There are some wrinkles in this basic description.

Sometimes, a specific author will not be identified because the opinion reflects the combined work product of all of the justices who joined the opinion and will thus be identified as a “per curiam” (Latin for “by the court”) opinion.

Sometimes, the first opinion does not reflect a majority. For instance, in Casey v. Planned Parenthood, the opening line is, “JUSTICE O’CONNOR, JUSTICE KENNEDY, and JUSTICE SOUTER announced the judgment of the Court and delivered the opinion of the Court with respect to Parts I, II, III, V-A, V-C, and VI, an opinion with respect to Part V-E, in which JUSTICE STEVENS joins, and an opinion with respect to Parts IV; V-B, and V-D.”

This complex sentence means that three of the justices wrote the opening opinion. These three justices co-wrote the opinion, but their entire opinion does not reflect the reasoning of a majority on all of the issues addressed. The judgement (conclusion) these justices reached, that parts of the Pennsylvania law being challenged are constitutional and others are not, is agreed to by the majority. Only the reasoning of the specific subsections listed, however, gained majority support. (This particular case is complicated because a couple of sections reflected support by one coalition of justices making up a majority, another couple of sections were supported by a different set of justices making up a majority, and one subsection which received the support of four justices.)

The lead opinion in Casey is called a “plurality opinion” because it is the opinion with the largest number of justices agreeing to its reasoning while still being supported by less than a majority.
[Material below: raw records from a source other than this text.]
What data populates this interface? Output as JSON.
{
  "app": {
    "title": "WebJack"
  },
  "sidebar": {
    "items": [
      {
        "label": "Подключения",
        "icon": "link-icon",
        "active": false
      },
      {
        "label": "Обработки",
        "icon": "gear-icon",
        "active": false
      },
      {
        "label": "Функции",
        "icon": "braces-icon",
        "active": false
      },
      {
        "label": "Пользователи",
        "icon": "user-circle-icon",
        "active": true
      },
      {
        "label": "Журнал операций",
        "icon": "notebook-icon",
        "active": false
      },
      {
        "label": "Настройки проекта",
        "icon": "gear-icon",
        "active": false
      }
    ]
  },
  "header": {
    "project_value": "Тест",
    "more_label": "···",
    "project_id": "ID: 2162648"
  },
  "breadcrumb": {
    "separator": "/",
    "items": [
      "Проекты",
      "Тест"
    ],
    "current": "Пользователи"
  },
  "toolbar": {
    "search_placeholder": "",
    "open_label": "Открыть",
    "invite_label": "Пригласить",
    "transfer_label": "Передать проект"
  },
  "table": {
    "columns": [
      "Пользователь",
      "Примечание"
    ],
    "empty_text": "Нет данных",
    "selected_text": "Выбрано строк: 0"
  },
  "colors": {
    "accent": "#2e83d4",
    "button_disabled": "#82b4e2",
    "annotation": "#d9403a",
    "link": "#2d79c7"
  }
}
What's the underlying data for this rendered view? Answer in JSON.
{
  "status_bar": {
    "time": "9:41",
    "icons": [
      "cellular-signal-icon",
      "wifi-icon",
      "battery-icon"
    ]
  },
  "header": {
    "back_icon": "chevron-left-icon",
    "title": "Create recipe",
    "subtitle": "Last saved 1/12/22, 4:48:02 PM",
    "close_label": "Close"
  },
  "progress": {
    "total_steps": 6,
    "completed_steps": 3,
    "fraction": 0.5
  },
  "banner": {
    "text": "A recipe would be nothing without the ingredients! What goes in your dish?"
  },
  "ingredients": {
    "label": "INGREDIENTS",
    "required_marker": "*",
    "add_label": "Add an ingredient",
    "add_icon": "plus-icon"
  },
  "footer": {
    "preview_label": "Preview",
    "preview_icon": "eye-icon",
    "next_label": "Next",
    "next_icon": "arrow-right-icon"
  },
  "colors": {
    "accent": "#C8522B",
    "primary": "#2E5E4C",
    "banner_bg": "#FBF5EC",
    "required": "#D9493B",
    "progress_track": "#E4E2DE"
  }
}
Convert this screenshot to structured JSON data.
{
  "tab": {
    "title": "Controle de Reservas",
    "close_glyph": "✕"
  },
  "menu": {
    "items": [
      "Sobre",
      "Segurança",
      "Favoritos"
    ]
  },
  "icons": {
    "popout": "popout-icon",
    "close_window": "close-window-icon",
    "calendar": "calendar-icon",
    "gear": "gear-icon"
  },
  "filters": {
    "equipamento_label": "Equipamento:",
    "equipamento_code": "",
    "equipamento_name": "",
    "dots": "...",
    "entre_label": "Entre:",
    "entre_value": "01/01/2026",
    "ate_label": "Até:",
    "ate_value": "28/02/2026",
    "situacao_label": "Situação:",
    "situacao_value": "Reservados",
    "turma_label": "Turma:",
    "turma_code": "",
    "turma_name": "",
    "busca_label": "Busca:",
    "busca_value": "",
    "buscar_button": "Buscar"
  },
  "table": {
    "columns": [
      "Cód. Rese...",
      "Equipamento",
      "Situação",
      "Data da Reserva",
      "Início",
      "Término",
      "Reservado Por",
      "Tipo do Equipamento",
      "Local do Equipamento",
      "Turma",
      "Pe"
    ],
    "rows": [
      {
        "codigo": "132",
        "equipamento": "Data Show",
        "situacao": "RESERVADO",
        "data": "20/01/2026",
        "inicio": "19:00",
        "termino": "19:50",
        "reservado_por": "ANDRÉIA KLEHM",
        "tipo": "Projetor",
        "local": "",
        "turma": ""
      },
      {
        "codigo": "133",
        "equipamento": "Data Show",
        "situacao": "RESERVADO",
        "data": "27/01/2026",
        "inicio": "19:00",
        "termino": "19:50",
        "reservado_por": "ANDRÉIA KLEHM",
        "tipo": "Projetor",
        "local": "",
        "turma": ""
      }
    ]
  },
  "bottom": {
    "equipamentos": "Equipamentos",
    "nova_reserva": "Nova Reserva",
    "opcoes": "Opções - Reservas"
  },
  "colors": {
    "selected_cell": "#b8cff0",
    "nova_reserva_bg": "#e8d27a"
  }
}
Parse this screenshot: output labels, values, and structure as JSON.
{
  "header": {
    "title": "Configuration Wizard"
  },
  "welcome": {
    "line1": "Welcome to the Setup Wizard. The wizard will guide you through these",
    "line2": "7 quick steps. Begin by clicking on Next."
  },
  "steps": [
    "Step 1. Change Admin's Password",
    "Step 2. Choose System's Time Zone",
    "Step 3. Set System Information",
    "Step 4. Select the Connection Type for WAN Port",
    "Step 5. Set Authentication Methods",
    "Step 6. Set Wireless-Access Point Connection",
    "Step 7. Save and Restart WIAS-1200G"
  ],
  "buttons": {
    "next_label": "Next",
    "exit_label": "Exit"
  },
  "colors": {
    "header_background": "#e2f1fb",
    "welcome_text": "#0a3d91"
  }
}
The plurality opinion also must reflect the bottom-line conclusion of a majority of justices.

These kinds of complicated opinions, though, are not the rule. Although it may take some doing, understanding court opinions does not have to be impossible. The risk of not doing so is that third parties will become the sole source of information on what the court does.

There have been recent news stories about low approval ratings of the Supreme Court, but if these opinions are formed based only on the characterization of the court by others, how reasoned can they really be? Increasing the understanding of the court’s work can actually be an important step toward promoting a constructive conversation about civic issues.